A microscopic theoretical model of rotational tunneling within the four-shell atomic clusters of the Cd6Yb structure, representing a 1/1 periodic approximant of the Cd-Yb and Cd-Ca quasicrystals, is presented, where the Cd4 tetrahedral core undergoes reorientations around its three-fold symmetry axes in the crystal potential due to outer icosahedral atomic shells. The form of the effective hindering potential was derived from the symmetry of the four-shell cluster and was found to exhibit 12 equivalent double-well minima. These minima appear naturally from the details of the Cd6Yb atomic structure, providing link to the phenomenological tunneling-state model, where the existence of such double-well minima is assumed on the phenomenological grounds.

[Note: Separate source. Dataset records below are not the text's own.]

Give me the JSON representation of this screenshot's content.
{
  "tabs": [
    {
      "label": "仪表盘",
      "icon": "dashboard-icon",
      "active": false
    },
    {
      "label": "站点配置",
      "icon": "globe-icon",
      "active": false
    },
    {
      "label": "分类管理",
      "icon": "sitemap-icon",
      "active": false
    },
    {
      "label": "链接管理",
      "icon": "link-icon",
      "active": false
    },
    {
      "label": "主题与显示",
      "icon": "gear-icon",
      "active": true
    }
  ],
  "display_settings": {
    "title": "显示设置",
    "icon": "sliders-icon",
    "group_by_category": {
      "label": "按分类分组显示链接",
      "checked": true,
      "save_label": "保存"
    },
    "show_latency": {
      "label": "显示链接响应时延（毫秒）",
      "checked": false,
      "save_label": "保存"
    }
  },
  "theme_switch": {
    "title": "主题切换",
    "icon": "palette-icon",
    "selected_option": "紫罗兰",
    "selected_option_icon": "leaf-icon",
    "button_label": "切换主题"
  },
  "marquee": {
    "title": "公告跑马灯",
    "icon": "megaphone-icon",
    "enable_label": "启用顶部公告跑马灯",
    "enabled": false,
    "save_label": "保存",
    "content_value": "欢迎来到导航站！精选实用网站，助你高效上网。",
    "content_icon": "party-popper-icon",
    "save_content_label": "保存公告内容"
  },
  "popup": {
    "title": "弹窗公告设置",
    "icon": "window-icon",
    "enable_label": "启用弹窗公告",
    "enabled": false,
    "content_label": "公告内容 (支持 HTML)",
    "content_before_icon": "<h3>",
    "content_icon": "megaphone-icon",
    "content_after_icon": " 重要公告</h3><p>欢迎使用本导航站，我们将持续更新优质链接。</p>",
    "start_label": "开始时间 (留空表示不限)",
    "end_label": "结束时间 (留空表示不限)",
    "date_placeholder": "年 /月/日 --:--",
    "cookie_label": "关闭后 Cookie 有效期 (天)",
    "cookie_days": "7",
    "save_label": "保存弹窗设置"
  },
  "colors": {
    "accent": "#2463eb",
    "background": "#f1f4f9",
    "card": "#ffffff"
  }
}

The shape of the potential suggests two kinds of rotational tunneling processes, the Cd4 reorientations for 120°, which involve tunneling through barriers between adjacent double wells, and the reorientations for 44°, which involve tunneling within the double wells. The low-temperature energy level scheme, representing the lowest rotational states of the Cd4 tetrahedron undergoing rotational tunneling about its four three-fold symmetry axes, is obtained by a group-theoretical calculation. As the charge distribution within the Cd6Yb clusters is not known, the rotational tunneling frequencies were estimated for some trial values of the potential parameters. The estimated frequencies are slow, in accordance with the large mass of the tunneling particle, the Cd4 tetrahedron.